Of course @JoborPlay
But there seems to be a real cascade of intervention - one (reasonably minor) condition, let’s say marginally high blood pressure or asthma, leads to CDU. Which means no pool & time pressures. Which means more likely to need a theatre/instrumental delivery. Which means more likely to have PND or birth injuries. Which means more likely a repeat c-section etc. An on it goes.
Of course any woman that requests a c section should have one, I don’t think they should need to make a case for it as long as they understand the risks.
But looking back, had I been sent to the MLU after having my waters broken (or been given the same treatment as an MLU mum rather), there’s every chance I would’ve had a much better birth and taken up less NHS resources in the process.

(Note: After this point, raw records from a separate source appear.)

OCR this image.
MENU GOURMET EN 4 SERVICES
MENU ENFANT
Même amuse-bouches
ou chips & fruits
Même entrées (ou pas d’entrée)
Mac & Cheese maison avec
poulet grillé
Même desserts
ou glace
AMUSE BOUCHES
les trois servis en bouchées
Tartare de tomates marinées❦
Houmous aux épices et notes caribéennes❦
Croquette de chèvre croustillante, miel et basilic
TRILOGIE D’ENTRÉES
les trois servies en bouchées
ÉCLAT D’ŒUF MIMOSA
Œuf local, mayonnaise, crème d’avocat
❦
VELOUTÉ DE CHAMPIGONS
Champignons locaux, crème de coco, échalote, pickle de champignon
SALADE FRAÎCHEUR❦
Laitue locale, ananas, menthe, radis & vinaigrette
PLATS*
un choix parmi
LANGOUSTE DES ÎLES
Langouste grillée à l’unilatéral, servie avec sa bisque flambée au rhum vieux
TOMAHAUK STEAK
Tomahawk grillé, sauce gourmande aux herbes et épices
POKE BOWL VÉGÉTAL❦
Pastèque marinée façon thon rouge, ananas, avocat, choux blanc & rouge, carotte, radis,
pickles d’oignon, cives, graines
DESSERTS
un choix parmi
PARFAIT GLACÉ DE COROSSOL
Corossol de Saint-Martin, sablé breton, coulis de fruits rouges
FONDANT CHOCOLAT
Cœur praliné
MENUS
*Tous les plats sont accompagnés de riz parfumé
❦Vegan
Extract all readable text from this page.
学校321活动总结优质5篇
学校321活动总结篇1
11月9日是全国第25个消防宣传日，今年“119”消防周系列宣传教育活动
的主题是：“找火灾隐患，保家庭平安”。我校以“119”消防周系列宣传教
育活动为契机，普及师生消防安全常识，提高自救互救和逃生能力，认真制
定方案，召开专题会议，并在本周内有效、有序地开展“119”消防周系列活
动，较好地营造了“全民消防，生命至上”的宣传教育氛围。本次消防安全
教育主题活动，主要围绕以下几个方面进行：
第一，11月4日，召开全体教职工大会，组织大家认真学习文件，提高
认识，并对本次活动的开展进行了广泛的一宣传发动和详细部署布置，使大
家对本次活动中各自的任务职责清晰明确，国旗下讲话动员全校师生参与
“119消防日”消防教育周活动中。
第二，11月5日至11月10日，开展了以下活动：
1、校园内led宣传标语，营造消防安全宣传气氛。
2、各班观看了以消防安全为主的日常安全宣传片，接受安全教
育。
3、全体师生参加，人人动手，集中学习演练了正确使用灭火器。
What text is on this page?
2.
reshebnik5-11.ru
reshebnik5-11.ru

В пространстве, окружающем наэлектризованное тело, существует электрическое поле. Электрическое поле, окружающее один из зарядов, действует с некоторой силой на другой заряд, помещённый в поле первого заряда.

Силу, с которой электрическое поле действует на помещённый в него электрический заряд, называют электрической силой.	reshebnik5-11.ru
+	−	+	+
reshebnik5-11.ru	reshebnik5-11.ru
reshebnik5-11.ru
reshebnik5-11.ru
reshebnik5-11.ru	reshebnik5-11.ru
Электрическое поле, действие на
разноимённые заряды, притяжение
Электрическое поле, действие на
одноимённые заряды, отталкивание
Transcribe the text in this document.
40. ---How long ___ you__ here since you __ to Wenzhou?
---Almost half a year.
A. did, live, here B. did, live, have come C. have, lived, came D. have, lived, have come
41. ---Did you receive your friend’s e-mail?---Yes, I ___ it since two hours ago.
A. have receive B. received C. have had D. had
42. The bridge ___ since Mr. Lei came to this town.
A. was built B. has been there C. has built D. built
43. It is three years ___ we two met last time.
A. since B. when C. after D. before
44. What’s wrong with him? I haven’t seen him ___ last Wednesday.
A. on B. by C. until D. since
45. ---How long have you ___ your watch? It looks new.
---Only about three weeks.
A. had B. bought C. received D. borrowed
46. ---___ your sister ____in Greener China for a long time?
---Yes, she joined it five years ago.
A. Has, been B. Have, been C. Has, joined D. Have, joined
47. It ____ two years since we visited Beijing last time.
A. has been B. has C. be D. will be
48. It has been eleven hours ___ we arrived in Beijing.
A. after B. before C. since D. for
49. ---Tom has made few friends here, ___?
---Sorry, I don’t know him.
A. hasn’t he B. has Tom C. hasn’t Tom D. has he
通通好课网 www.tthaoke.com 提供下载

Despite making normal and good labour progress, they decided to put me on a syntocin drip. Looking back it’s plainly obvious that they did it to speed me up because they wanted the room back (it was so busy I had to wait 3 days on the induction ward for a room to begin with!!). But the drip meant I needed an epidural, which meant I had to lie on the bed & couldn’t feel to push, a very long second stage, huge tearing where I had been forcing it, an infection, further doctor time and antibiotics to treat it etc.
Of course that may have happened had they put me in a pool and left me to it, but the facts suggest being upright & in water reduce the length of second stage and tearing etc.
The current system seems to benefit nobody, not mothers, not NHS staff and not the taxpayer.